Last week, my wife and I managed to get out of the country and spend a few days in Europe. We wanted to recharge our batteries and get away from the daily pressures we all face in the country. The whole trip was amazing and we managed to disconnect and enjoy the beautiful cities of Budapest and Vienna during winter time. Looking back at the trip and any other trip, you realize that so many memories are forever engraved in your mind.
Ironically, the most striking image that I can never get out of my head is not that of an enchanting castle or a majestic church.
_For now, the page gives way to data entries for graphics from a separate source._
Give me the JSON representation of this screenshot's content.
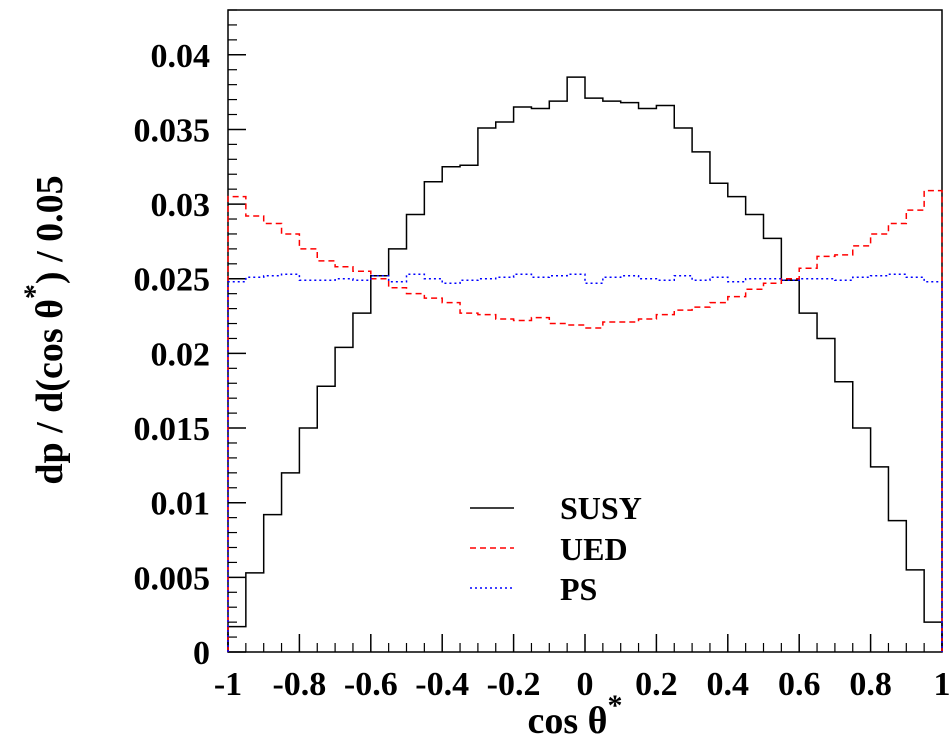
{
  "chart_data": {
    "type": "line",
    "xlabel": "cos θ",
    "xlabel_sup": "*",
    "ylabel": "dp / d(cos θ",
    "ylabel_sup": "*",
    "ylabel_tail": ") / 0.05",
    "xlim": [
      -1,
      1
    ],
    "ylim": [
      0,
      0.043
    ],
    "x_ticks": [
      -1,
      -0.8,
      -0.6,
      -0.4,
      -0.2,
      0,
      0.2,
      0.4,
      0.6,
      0.8,
      1
    ],
    "x_tick_labels": [
      "-1",
      "-0.8",
      "-0.6",
      "-0.4",
      "-0.2",
      "0",
      "0.2",
      "0.4",
      "0.6",
      "0.8",
      "1"
    ],
    "y_ticks": [
      0,
      0.005,
      0.01,
      0.015,
      0.02,
      0.025,
      0.03,
      0.035,
      0.04
    ],
    "y_tick_labels": [
      "0",
      "0.005",
      "0.01",
      "0.015",
      "0.02",
      "0.025",
      "0.03",
      "0.035",
      "0.04"
    ],
    "bin_edges_start": -1,
    "bin_width": 0.05,
    "grid": false,
    "legend_position": "bottom-center",
    "series": [
      {
        "name": "SUSY",
        "style": "solid",
        "color": "#000000",
        "values": [
          0.0017,
          0.0053,
          0.0092,
          0.012,
          0.015,
          0.0178,
          0.0204,
          0.0227,
          0.0252,
          0.027,
          0.0293,
          0.0315,
          0.0325,
          0.0326,
          0.0351,
          0.0355,
          0.0365,
          0.0364,
          0.0369,
          0.0385,
          0.0371,
          0.0369,
          0.0368,
          0.0364,
          0.0366,
          0.0351,
          0.0335,
          0.0314,
          0.0305,
          0.0293,
          0.0277,
          0.0249,
          0.0227,
          0.021,
          0.0181,
          0.015,
          0.0124,
          0.0088,
          0.0055,
          0.002
        ]
      },
      {
        "name": "UED",
        "style": "dashed",
        "color": "#ff0000",
        "values": [
          0.0305,
          0.0292,
          0.0287,
          0.028,
          0.027,
          0.0262,
          0.0258,
          0.0255,
          0.025,
          0.0244,
          0.024,
          0.0237,
          0.0234,
          0.0227,
          0.0226,
          0.0223,
          0.0222,
          0.0224,
          0.022,
          0.0219,
          0.0217,
          0.0221,
          0.0221,
          0.0223,
          0.0226,
          0.0229,
          0.0231,
          0.0234,
          0.0238,
          0.0243,
          0.0247,
          0.025,
          0.0257,
          0.0265,
          0.0266,
          0.0272,
          0.028,
          0.0287,
          0.0296,
          0.0309
        ]
      },
      {
        "name": "PS",
        "style": "dotted",
        "color": "#0000ff",
        "values": [
          0.0248,
          0.0251,
          0.0252,
          0.0253,
          0.0249,
          0.0249,
          0.025,
          0.0249,
          0.0252,
          0.0248,
          0.0253,
          0.025,
          0.0247,
          0.0249,
          0.025,
          0.0251,
          0.0253,
          0.0251,
          0.0252,
          0.0253,
          0.0247,
          0.0251,
          0.0252,
          0.025,
          0.0249,
          0.0252,
          0.0249,
          0.0251,
          0.0248,
          0.025,
          0.025,
          0.0249,
          0.025,
          0.025,
          0.0249,
          0.0251,
          0.0252,
          0.0253,
          0.0251,
          0.0248
        ]
      }
    ]
  }
}
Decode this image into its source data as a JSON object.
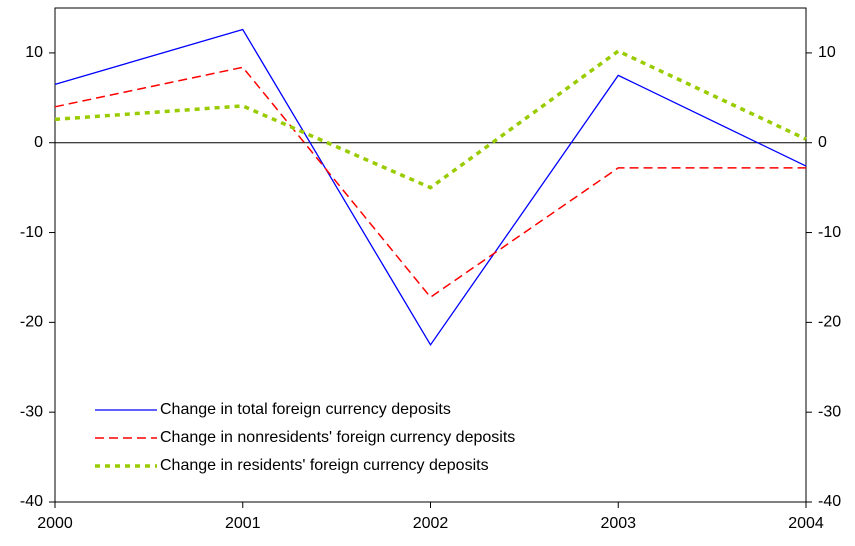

It’s rather the image of a family (mom, dad and child) at the metro station in Vienna standing at the ticket booth making sure that they insert the tickets before using the metro.
So What’s the big deal?
1- The rotating metallic barriers or blocking doors usually found at any metro station entrance in order to prevent people without tickets from entering, did not exist.
2- Security and police officers were not present at the gates in order to check the tickets and prevent people without purchased tickets from entering.
3- One can easily go in and out without a ticket. Nothing and nobody will stop them.
4- At the time, the station was somehow empty and almost nobody was around. These people were practically alone and yet they stopped in the middle of an empty hallway on a virtual border to insert their tickets before moving towards the metro area.
These two parents could have easily not stopped and kept going with their child. They could have used one of the many excuses we use everyday to justify our public wrongdoings (we’re late, we’re not the only ones, the train is here, who cares, everybody does it, etc). Instead, they are teaching their child not to steal or cheat his way through life, and are raising him to be a responsible citizen.
The question remains:
What are we teaching our kids in Lebanon? Are we able to raise them as true citizens with everything happening around us? How can we teach them to abide by the law when those in charge of enforcing it are corrupt? How can we ask them to do the right thing when you need a “wasta” for almost anything in this country?
I don’t have an answer for that but I know I will try my best to raise my kids to become good citizens and encourage them to make a difference in Lebanon and the world. Even though it’s hard in a country like ours, we all need to do an extra effort and teach our children honesty, responsibility, fairness, compassion and inspire them to make a change in their community. Raising our children to become good citizens in a failed state is difficult yet remains something we should be fully committed for their own sake and the country’s sake.